The Great Council was created as part of the government reforms of 1172, which also created a system for electing the doge. All the nobles were part of the Great Council, and by 1297 the Great Council and the nobility were synonymous. Any role the arengo, the old popular assembly, had played in governing was eliminated. In the early 14th century “the Great Council was the sovereign organ of government and the keystone of the system.” (Crouzet-Pavan)
The sovereignty of the Great Council didn’t last long. As it spun off councils and committees it created centers of power that held it, each other, and the doge, in check.
The main councils were:
THE COUNCIL OF FORTY (Quarantia)— Established as part of the constitutional reforms of 1179, the quarantia was the highest court, consisting of 40 members elected from the Great Council. The three heads of the Forty were part of the Doge’s Council, the Signoria. During the 15th century the Forty was divided into 3 separate Councils: the Quarantia Criminal (criminal law); the Quarantia Civil Vecchia (for civil actions within Venice) and the Quarantia Civil Nuovo (for civil actions within the Republic’s mainland territories).
THE SENATE, which began as a group of advisors, was expanded to sixty members (later 120) and formed the highest legislative body, although the legislation they debated often originated elsewhere.

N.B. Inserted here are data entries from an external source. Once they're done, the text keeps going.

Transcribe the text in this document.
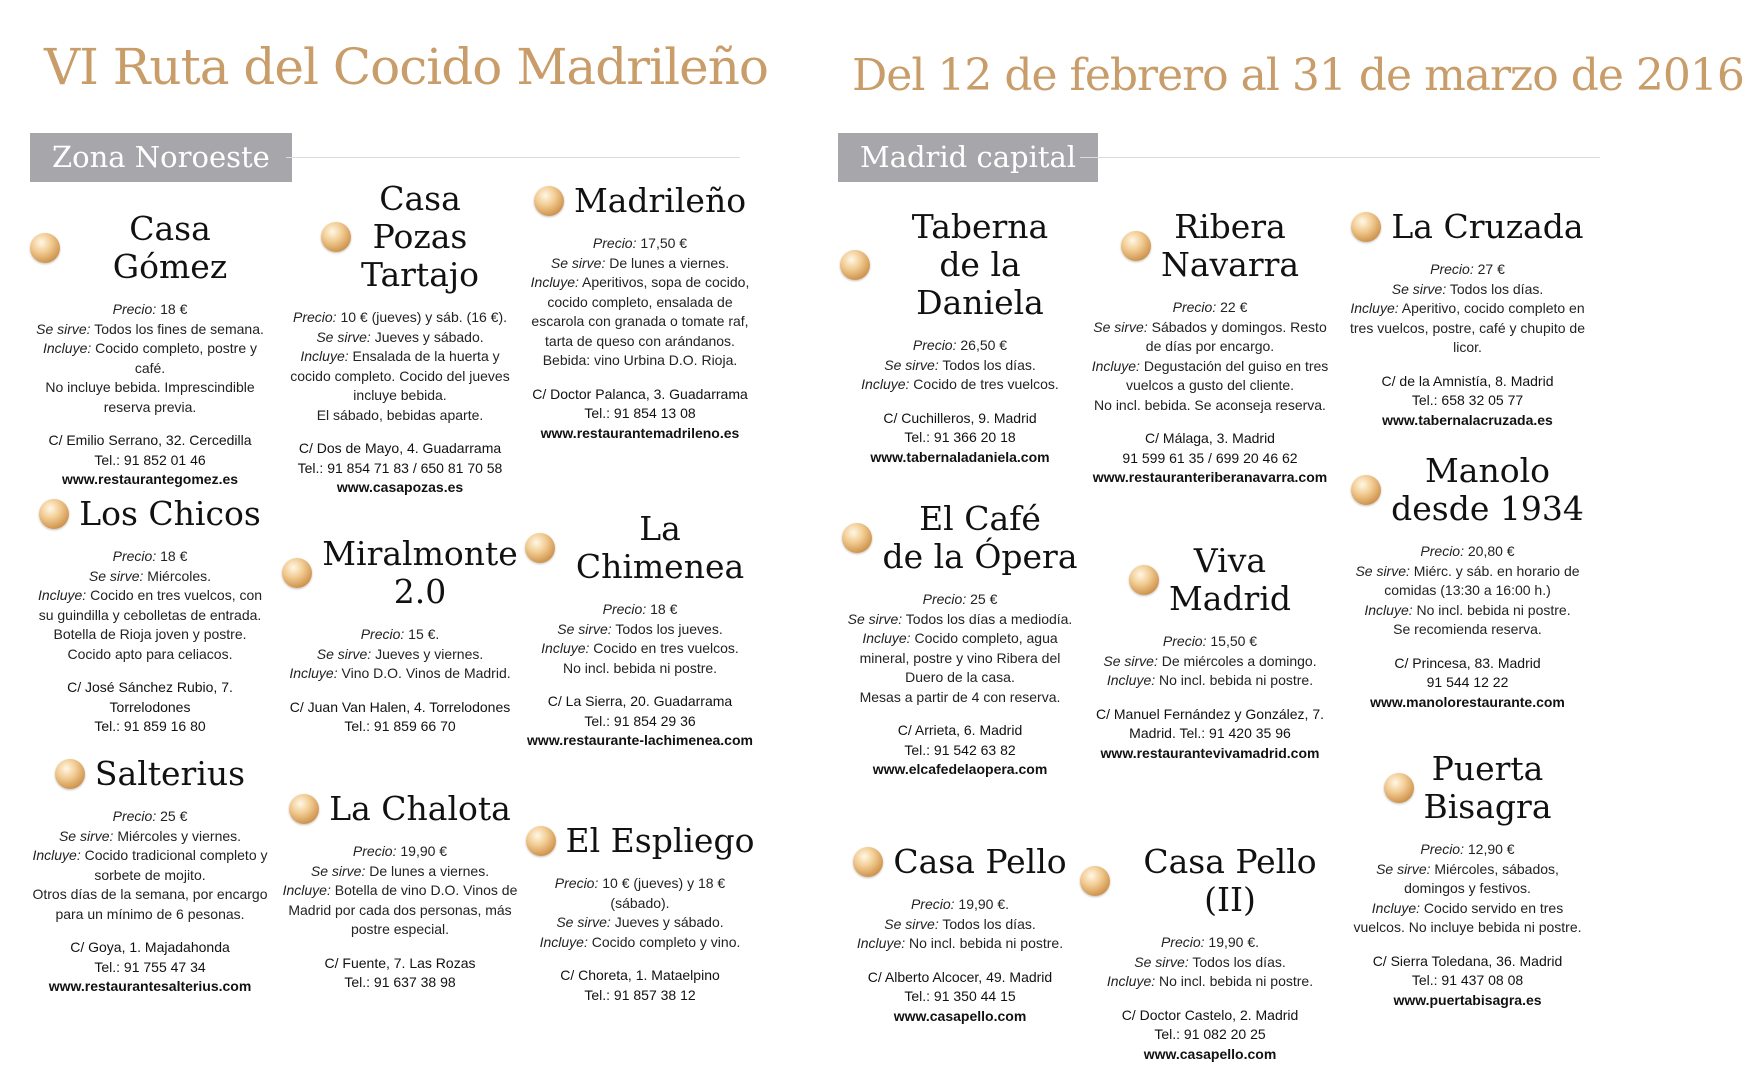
VI Ruta del Cocido Madrileño Del 12 de febrero al 31 de marzo de 2016
Zona Noroeste	Madrid capital
Casa Gómez
Precio: 18 €
Se sirve: Todos los fines de semana.
Incluye: Cocido completo, postre y café.
No incluye bebida. Imprescindible reserva previa.
C/ Emilio Serrano, 32. Cercedilla
Tel.: 91 852 01 46
www.restaurantegomez.es
Casa
Pozas
Tartajo
Precio: 10 € (jueves) y sáb. (16 €).
Se sirve: Jueves y sábado.
Incluye: Ensalada de la huerta y cocido completo. Cocido del jueves incluye bebida.
El sábado, bebidas aparte.
C/ Dos de Mayo, 4. Guadarrama
Tel.: 91 854 71 83 / 650 81 70 58
www.casapozas.es
Madrileño
Precio: 17,50 €
Se sirve: De lunes a viernes.
Incluye: Aperitivos, sopa de cocido, cocido completo, ensalada de escarola con granada o tomate raf, tarta de queso con arándanos.
Bebida: vino Urbina D.O. Rioja.
C/ Doctor Palanca, 3. Guadarrama
Tel.: 91 854 13 08
www.restaurantemadrileno.es
Los Chicos
Precio: 18 €
Se sirve: Miércoles.
Incluye: Cocido en tres vuelcos, con su guindilla y cebolletas de entrada.
Botella de Rioja joven y postre. Cocido apto para celiacos.
C/ José Sánchez Rubio, 7. Torrelodones
Tel.: 91 859 16 80
Miralmonte
2.0
Precio: 15 €.
Se sirve: Jueves y viernes.
Incluye: Vino D.O. Vinos de Madrid.
C/ Juan Van Halen, 4. Torrelodones
Tel.: 91 859 66 70
La Chimenea
Precio: 18 €
Se sirve: Todos los jueves.
Incluye: Cocido en tres vuelcos.
No incl. bebida ni postre.
C/ La Sierra, 20. Guadarrama
Tel.: 91 854 29 36
www.restaurante-lachimenea.com
Salterius
Precio: 25 €
Se sirve: Miércoles y viernes.
Incluye: Cocido tradicional completo y sorbete de mojito.
Otros días de la semana, por encargo para un mínimo de 6 pesonas.
C/ Goya, 1. Majadahonda
Tel.: 91 755 47 34
www.restaurantesalterius.com
La Chalota
Precio: 19,90 €
Se sirve: De lunes a viernes.
Incluye: Botella de vino D.O. Vinos de Madrid por cada dos personas, más postre especial.
C/ Fuente, 7. Las Rozas
Tel.: 91 637 38 98
El Espliego
Precio: 10 € (jueves) y 18 € (sábado).
Se sirve: Jueves y sábado.
Incluye: Cocido completo y vino.
C/ Choreta, 1. Mataelpino
Tel.: 91 857 38 12
Taberna
de la Daniela
Precio: 26,50 €
Se sirve: Todos los días.
Incluye: Cocido de tres vuelcos.
C/ Cuchilleros, 9. Madrid
Tel.: 91 366 20 18
www.tabernaladaniela.com
Ribera
Navarra
Precio: 22 €
Se sirve: Sábados y domingos. Resto de días por encargo.
Incluye: Degustación del guiso en tres vuelcos a gusto del cliente.
No incl. bebida. Se aconseja reserva.
C/ Málaga, 3. Madrid
91 599 61 35 / 699 20 46 62
www.restauranteriberanavarra.com
La Cruzada
Precio: 27 €
Se sirve: Todos los días.
Incluye: Aperitivo, cocido completo en tres vuelcos, postre, café y chupito de licor.
C/ de la Amnistía, 8. Madrid
Tel.: 658 32 05 77
www.tabernalacruzada.es
El Café
de la Ópera
Precio: 25 €
Se sirve: Todos los días a mediodía.
Incluye: Cocido completo, agua mineral, postre y vino Ribera del Duero de la casa.
Mesas a partir de 4 con reserva.
C/ Arrieta, 6. Madrid
Tel.: 91 542 63 82
www.elcafedelaopera.com
Viva
Madrid
Precio: 15,50 €
Se sirve: De miércoles a domingo.
Incluye: No incl. bebida ni postre.
C/ Manuel Fernández y González, 7. Madrid. Tel.: 91 420 35 96
www.restaurantevivamadrid.com
Manolo
desde 1934
Precio: 20,80 €
Se sirve: Miérc. y sáb. en horario de comidas (13:30 a 16:00 h.)
Incluye: No incl. bebida ni postre.
Se recomienda reserva.
C/ Princesa, 83. Madrid
91 544 12 22
www.manolorestaurante.com
Casa Pello
Precio: 19,90 €.
Se sirve: Todos los días.
Incluye: No incl. bebida ni postre.
C/ Alberto Alcocer, 49. Madrid
Tel.: 91 350 44 15
www.casapello.com
Casa Pello (II)
Precio: 19,90 €.
Se sirve: Todos los días.
Incluye: No incl. bebida ni postre.
C/ Doctor Castelo, 2. Madrid
Tel.: 91 082 20 25
www.casapello.com
Puerta
Bisagra
Precio: 12,90 €
Se sirve: Miércoles, sábados, domingos y festivos.
Incluye: Cocido servido en tres vuelcos. No incluye bebida ni postre.
C/ Sierra Toledana, 36. Madrid
Tel.: 91 437 08 08
www.puertabisagra.es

THE SIGNORIA was the highest level committee, consisting of the Doge, his six counselors, and the three heads of The 40. The doge was not allowed to choose his own advisors according to his inclinations. They were elected by the Great Council, they could veto the doge, and he was bound by his oath to submit to them. The shroud of Marino Faliero painted over his portrait in the Great Council Chamber served as memento mori to every subsequent doge that the axe was never far.
The terms of all committee assignments, highest to lowest, were strictly limited, from three to twenty-four months, and consecutive terms were not allowed (in fact, a noble needed to be off a committee twice as long as he he had been on before he could be reelected to the same committee).
THE DOGE
The complex system of electing the Doge began with the constitutional reforms of 1172 and was completed in 1296. The process mingled straightforward voting in committees with lotteries to determine who would be on the committees. Chance — the randomness of the lottery — was seen as a foil to cabals and conspiracies. By the 14th century no noble elected doge was allowed to refuse the office, abdicate, or otherwise resign.
The doge swore an oath of office, which grew over time. Upon the death of each successive doge, his actions were examined. If, post mortem, he was found guilty of any malfeasance or corruption, his family got the bill; another measure designed to keep him in line. By the last doge (1797) the oath was 301 pages of rules and restrictions. The doge was constantly under strict surveillance: he had to wait for other officials to be present before opening dispatches from foreign powers; he was not allowed to possess any property in a foreign land, nor hold private discussions.
Progressively the doge became as much a figurehead as the golden statue of Justice on the prow of the Bucintoro, his golden boat.
THE COUNCIL OF TEN
The government power structure of the Venetian Republic is often visualized as a pyramid (as in the diagram on the right).
This image fails to take into account that after the 12th c. the power of the doge was increasingly limited, his prerogatives taken away, and his freedom of action curtailed until he became a figurehead with no independent power at all.
The “pyramid” also fails to take into account the fact that membership on the councils was interchangeable, a revolving door of members drawn from the same pool cycling through interlocking committees and councils.
A far more accurate representation would look something like the intricate cogs and gears of a clock, with the Council of Ten as the mainspring, simultaneously driving and restraining the operations of the mechanism, its smooth operation regularly interrupted by random events.